For police trainers and criminologists, the episode appears to be a textbook case of why many police departments around the country have sought to ban outright or at least limit the use of chokeholds or other neck restraints in recent years: The practices have led too often to high-profile deaths.
“It is a technique that we don’t use as much anymore because of the vulnerability,” said Mylan Masson, a former police officer who ran a training program for the Minneapolis police for 15 years until 2016. “We try to stay away from the neck as much as possible.”
The full details of what happened have yet to emerge, in particular what police body cameras might show about any altercation between Mr. Floyd and Mr. Chauvin, 44, a 19-year veteran of the department who has since been fired. Department records indicate, however, that the Minneapolis police have not entirely abandoned the use of neck restraints, even if the method used by Mr. Chauvin is no longer part of police training.
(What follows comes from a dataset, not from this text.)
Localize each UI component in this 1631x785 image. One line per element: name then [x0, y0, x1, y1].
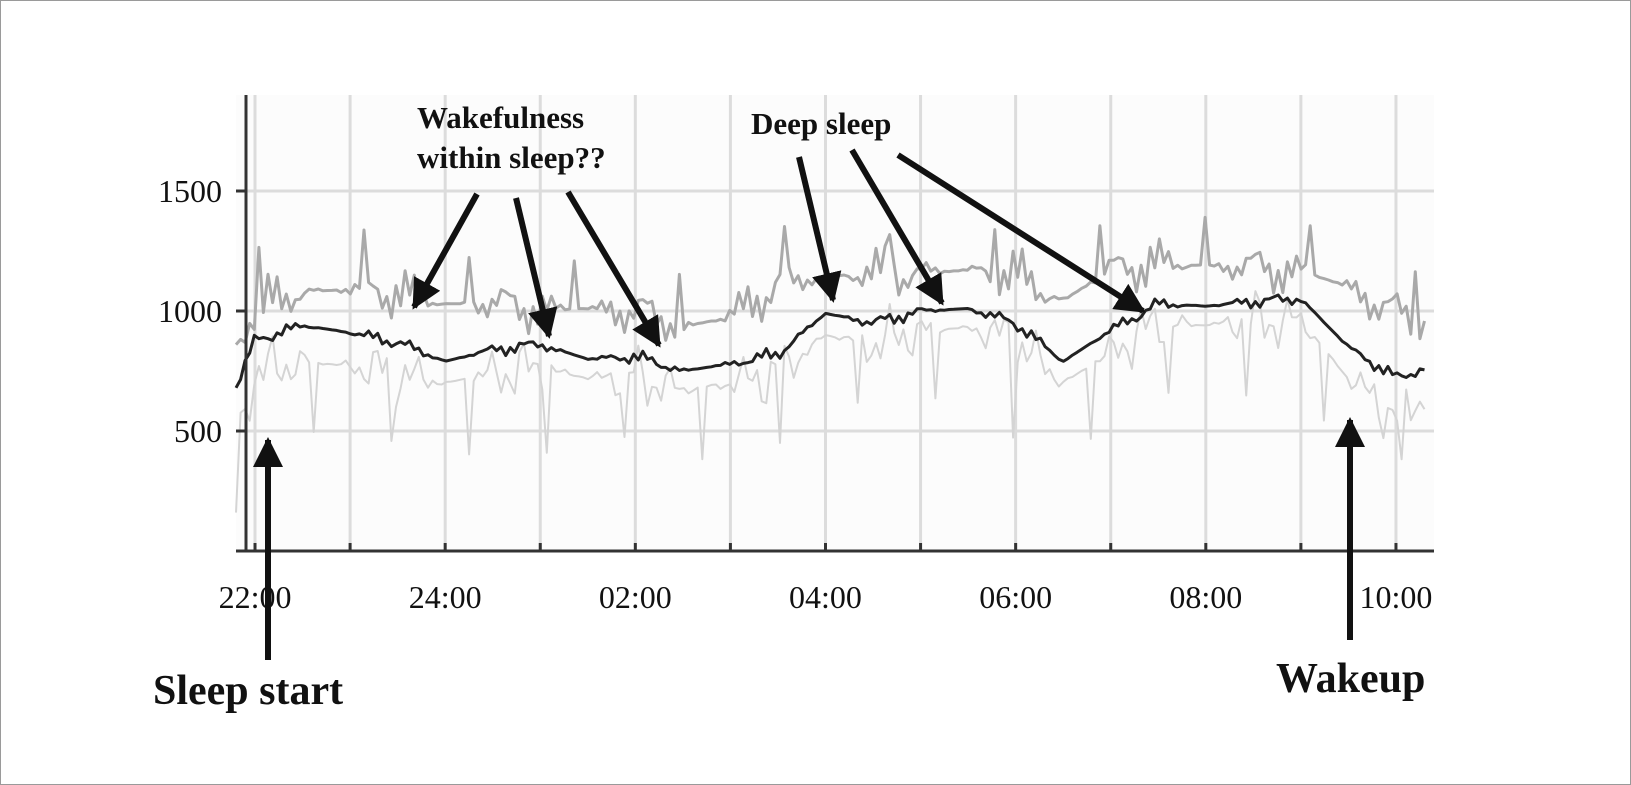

The manual of the Minneapolis Police Department states that neck restraints and chokeholds are basically reserved for when an officer feels caught in a life-or-death situation. There was no apparent threat of that nature in Mr. Floyd’s detention.
Experts viewing the footage suggest that it was more likely a case of “street justice,” when a police officer seeks to punish a suspect by inflicting pain for something done to the officer during the arrest.
Criminologists viewing the tape said the knee restraint not only put dangerous pressure on the back of the neck, but that Mr. Floyd was kept lying on his stomach for too long. Both positions — the knee on the neck and lying face down — run the risk of cutting off someone’s oxygen supply.
“Keeping Mr. Floyd in the facedown position with his hands cuffed behind his back is probably what killed him,” said Seth W. Stoughton, a former police officer who studies policing and is a professor at the University of South Carolina School of Law.